Le partage de la valeur doit redevenir une réalité chez EDF et sans restauration d’un programme d’actionnariat salarié, il sera nécessaire d’ouvrir des discussions relatives à l’indemnisation des salariés lésés par une perte de leur épargne. L’avis de la commission est donc favorable sur l’amendement no 75 et défavorable sur les autres amendements, comme sur les sous-amendements nos 77 et 79.
Mme la présidente
Quel est l’avis du Gouvernement sur les sous-amendements ?
M. Roland Lescure, ministre délégué
Défavorable : je ne confierais pas mon capital à M. Sabatou !
Mme la présidente
La parole est à M. Emmanuel Lacresse.
M. Emmanuel Lacresse
Les députés de la majorité ont retiré leurs amendements, qui portaient sur les points qui sont au cœur de nos discussions. D’autres amendements à l’article 2 ne sont pas défendus ou sont retirés à mesure que les débats progressent. Nous soutenons l’amendement du Gouvernement, qui reprend une partie des formulations proposées par les députés du groupe Renaissance au cours des travaux de la commission.
Un certain nombre d’éléments avancés par le rapporteur Philippe Brun sont justes, mais d’autres le sont moins. Sur la sortie des salariés du capital, récemment achevée, la cour d’appel de Paris a dit le droit et nous avons, à plusieurs reprises, eu l’occasion de saluer à cette tribune le succès complet du Gouvernement dans le respect du droit et des règles. (Mme Danielle Brulebois applaudit.)
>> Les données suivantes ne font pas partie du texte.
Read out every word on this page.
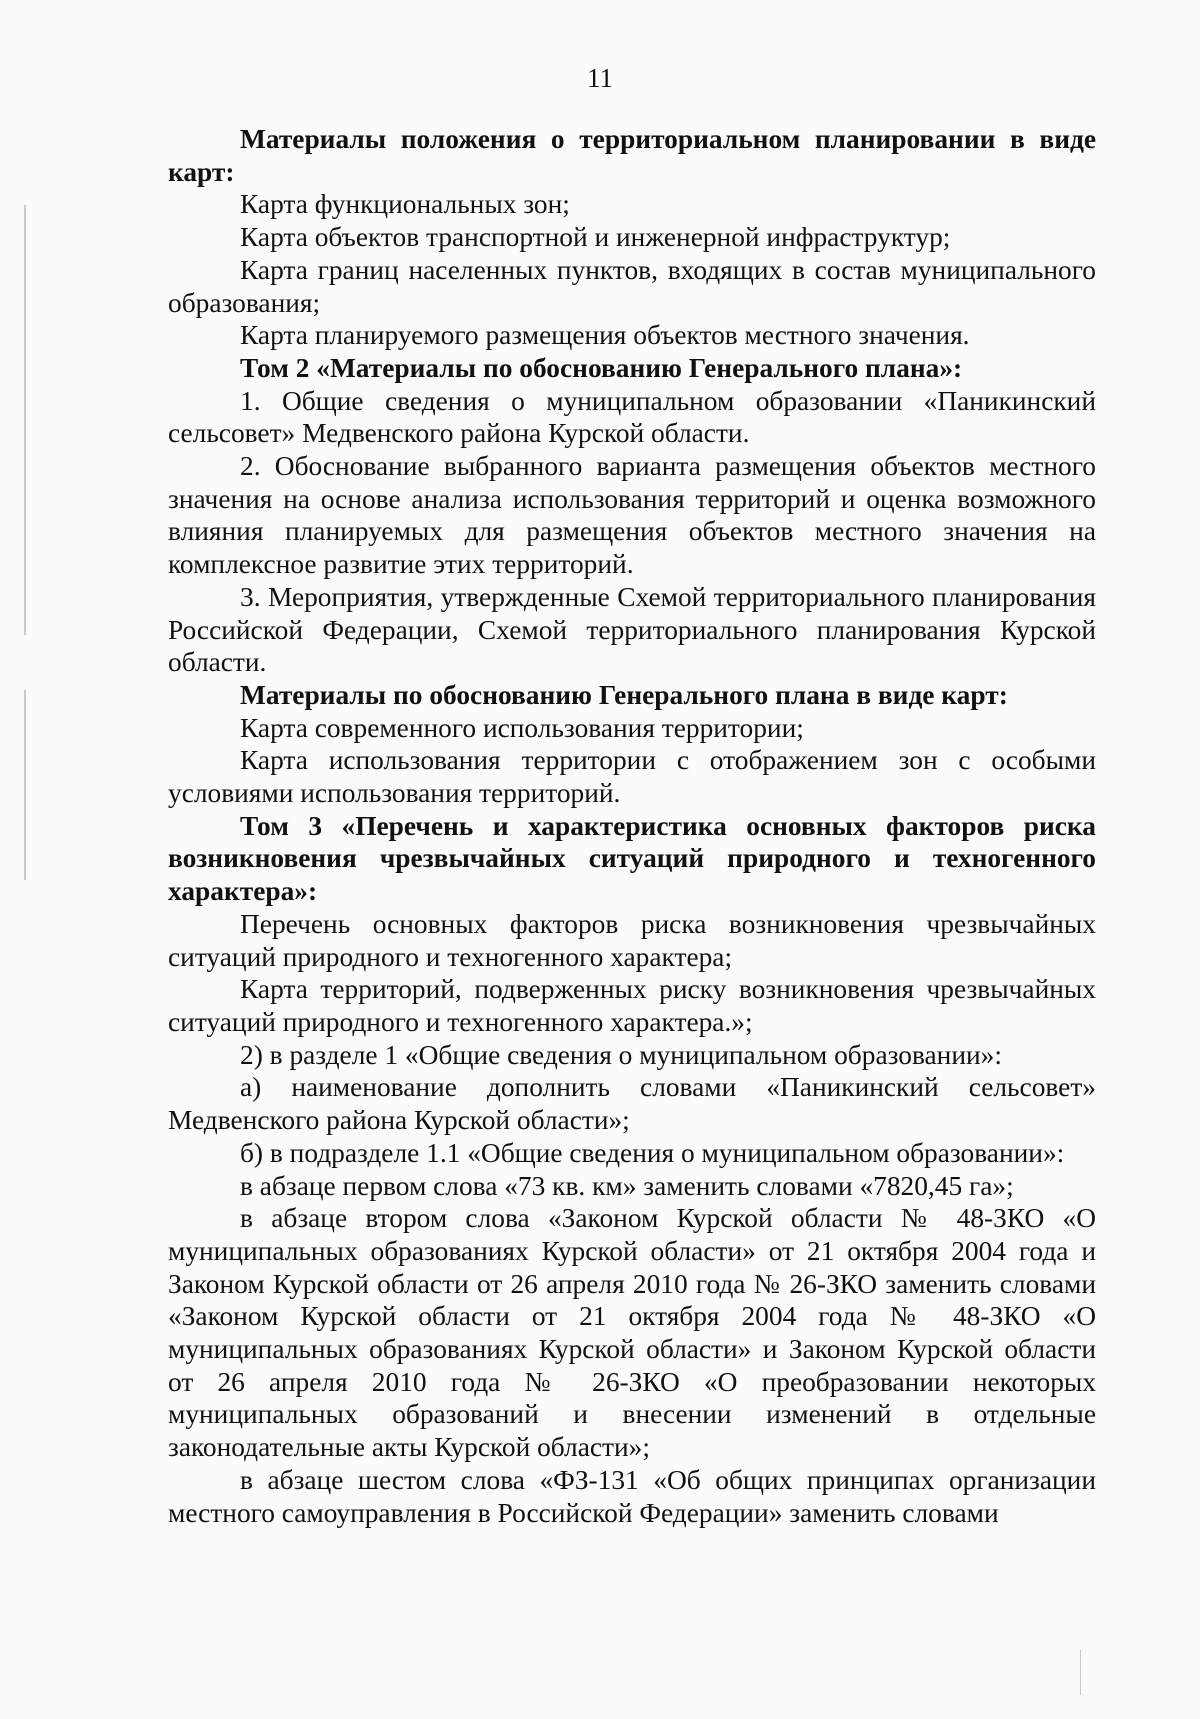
11

Материалы положения о территориальном планировании в виде карт:

Карта функциональных зон;

Карта объектов транспортной и инженерной инфраструктур;

Карта границ населенных пунктов, входящих в состав муниципального образования;

Карта планируемого размещения объектов местного значения.

Том 2 «Материалы по обоснованию Генерального плана»:

1. Общие сведения о муниципальном образовании «Паникинский сельсовет» Медвенского района Курской области.

2. Обоснование выбранного варианта размещения объектов местного значения на основе анализа использования территорий и оценка возможного влияния планируемых для размещения объектов местного значения на комплексное развитие этих территорий.

3. Мероприятия, утвержденные Схемой территориального планирования Российской Федерации, Схемой территориального планирования Курской области.

Материалы по обоснованию Генерального плана в виде карт:

Карта современного использования территории;

Карта использования территории с отображением зон с особыми условиями использования территорий.

Том 3 «Перечень и характеристика основных факторов риска возникновения чрезвычайных ситуаций природного и техногенного характера»:

Перечень основных факторов риска возникновения чрезвычайных ситуаций природного и техногенного характера;

Карта территорий, подверженных риску возникновения чрезвычайных ситуаций природного и техногенного характера.»;

2) в разделе 1 «Общие сведения о муниципальном образовании»:

а) наименование дополнить словами «Паникинский сельсовет» Медвенского района Курской области»;

б) в подразделе 1.1 «Общие сведения о муниципальном образовании»:

в абзаце первом слова «73 кв. км» заменить словами «7820,45 га»;

в абзаце втором слова «Законом Курской области № 48-ЗКО «О муниципальных образованиях Курской области» от 21 октября 2004 года и Законом Курской области от 26 апреля 2010 года № 26-ЗКО заменить словами «Законом Курской области от 21 октября 2004 года № 48-ЗКО «О муниципальных образованиях Курской области» и Законом Курской области от 26 апреля 2010 года № 26-ЗКО «О преобразовании некоторых муниципальных образований и внесении изменений в отдельные законодательные акты Курской области»;

в абзаце шестом слова «ФЗ-131 «Об общих принципах организации местного самоуправления в Российской Федерации» заменить словами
Il est par ailleurs clair que le groupe EDF traverse une phase de consolidation financière. Dans ce contexte, également caractérisé par la nécessité d’investissements très importants dans la filière nucléaire, il est plus que délicat de décider le retour immédiat de ses salariés à son capital. Aussi est-il préférable de reporter à une date ultérieure la réouverture d’un programme d’actionnariat salarié, tout en conservant cette perspective dans la proposition de loi. (Applaudissements sur quelques bancs du groupe RE.)
Mme la présidente
La parole est à M. Mathieu Lefèvre.
M. Mathieu Lefèvre
Je retire l’amendement no 2 et en profite pour rappeler au rapporteur que le partage de la valeur ne se résume pas à l’actionnariat salarié : les dispositifs d’intéressement et de participation y contribuent aussi. M. Brun a lui-même fait référence à la loi Pacte, très importante en la matière ; il aurait pu rappeler que l’intéressement et la participation trouvent tout leur intérêt dans le contexte actuel d’EDF. (Applaudissements sur quelques bancs du groupe RE.)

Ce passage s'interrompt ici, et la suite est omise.